What’s the catch? Cloud Cover. The aurora could be active but the clouds can block some or all of the view.

We have done 8 trips (7 nights each) = 56 Nights. Out of the 56 nights we have lost 5.

Five of the eight tours we had no cloud cover. One of the eight tours we lost one night. 2 of the eight trips we lost 2 nights.

So every night you have a 92% chance we will be successful. That’s every night.

Why do you go in March?

This is when the Aurora is most active. It also is one of the best months for clear sky.

Average High and Low Temperature in March

Daily high temperatures: 17°F to 34°F, rarely falling below -3°F or exceeding 47°F.l

Daily low temperatures:  -5°F to 10°F, rarely falling below -26°F or exceeding 25°F.

Lets be honest it can get cold. It is low humidity do the numbers are not as cold as it seems but proper dress is required. We also try to go later in the month, It is warmer in late March than early March.

We provide a suggested equipment and clothing list.

What is you knowledge of astronomy?

For me personally very little but that is why i have a coleader on this tour. His name is John Chumack. He is expert astronomer and astro photographer. He has done work with NASA, Time Magazine and several other publications.

Why is Fairbanks Alaska one of the best places in the world to see the northern lights?
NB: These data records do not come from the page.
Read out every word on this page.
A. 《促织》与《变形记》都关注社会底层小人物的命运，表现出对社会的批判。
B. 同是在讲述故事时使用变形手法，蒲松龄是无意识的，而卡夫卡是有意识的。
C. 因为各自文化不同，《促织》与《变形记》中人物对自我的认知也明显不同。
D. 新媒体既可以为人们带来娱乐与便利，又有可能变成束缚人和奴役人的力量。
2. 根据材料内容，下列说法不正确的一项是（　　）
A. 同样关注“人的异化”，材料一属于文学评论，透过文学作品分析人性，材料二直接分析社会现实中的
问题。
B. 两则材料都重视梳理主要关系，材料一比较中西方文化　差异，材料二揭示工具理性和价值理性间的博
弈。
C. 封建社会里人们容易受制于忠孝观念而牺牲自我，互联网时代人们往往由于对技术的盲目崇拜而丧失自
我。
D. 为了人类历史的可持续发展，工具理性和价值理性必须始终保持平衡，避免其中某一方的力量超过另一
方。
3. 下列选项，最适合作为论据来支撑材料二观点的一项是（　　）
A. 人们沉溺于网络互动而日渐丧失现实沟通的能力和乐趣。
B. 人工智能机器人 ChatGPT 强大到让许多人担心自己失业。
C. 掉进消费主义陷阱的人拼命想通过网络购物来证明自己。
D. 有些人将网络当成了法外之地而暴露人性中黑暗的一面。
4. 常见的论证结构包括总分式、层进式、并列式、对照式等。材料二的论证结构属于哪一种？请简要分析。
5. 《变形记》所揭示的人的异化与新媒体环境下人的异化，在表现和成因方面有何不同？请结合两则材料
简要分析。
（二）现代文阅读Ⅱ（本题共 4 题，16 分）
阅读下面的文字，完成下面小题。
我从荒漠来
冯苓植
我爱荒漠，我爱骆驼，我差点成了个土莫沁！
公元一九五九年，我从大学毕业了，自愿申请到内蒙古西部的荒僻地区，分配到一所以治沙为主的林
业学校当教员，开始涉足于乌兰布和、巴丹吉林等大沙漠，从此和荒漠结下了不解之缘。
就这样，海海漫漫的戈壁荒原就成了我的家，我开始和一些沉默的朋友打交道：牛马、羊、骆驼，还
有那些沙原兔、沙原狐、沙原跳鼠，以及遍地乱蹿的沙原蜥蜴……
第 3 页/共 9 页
Fairbanks’ location is ideal for northern lights viewing because it is under the “Auroral Oval,” a ring-shaped zone over the far north where aurora activity is concentrated.  Additionally, Fairbanks’ low precipitation and distance from coastal areas contribute to consistently clear nights. All combined these variables make the Fairbanks region an outstanding destination for possible aurora borealis viewing. There are some other places under the belt like Iceland but they have high humidity so the clouds are often in the way.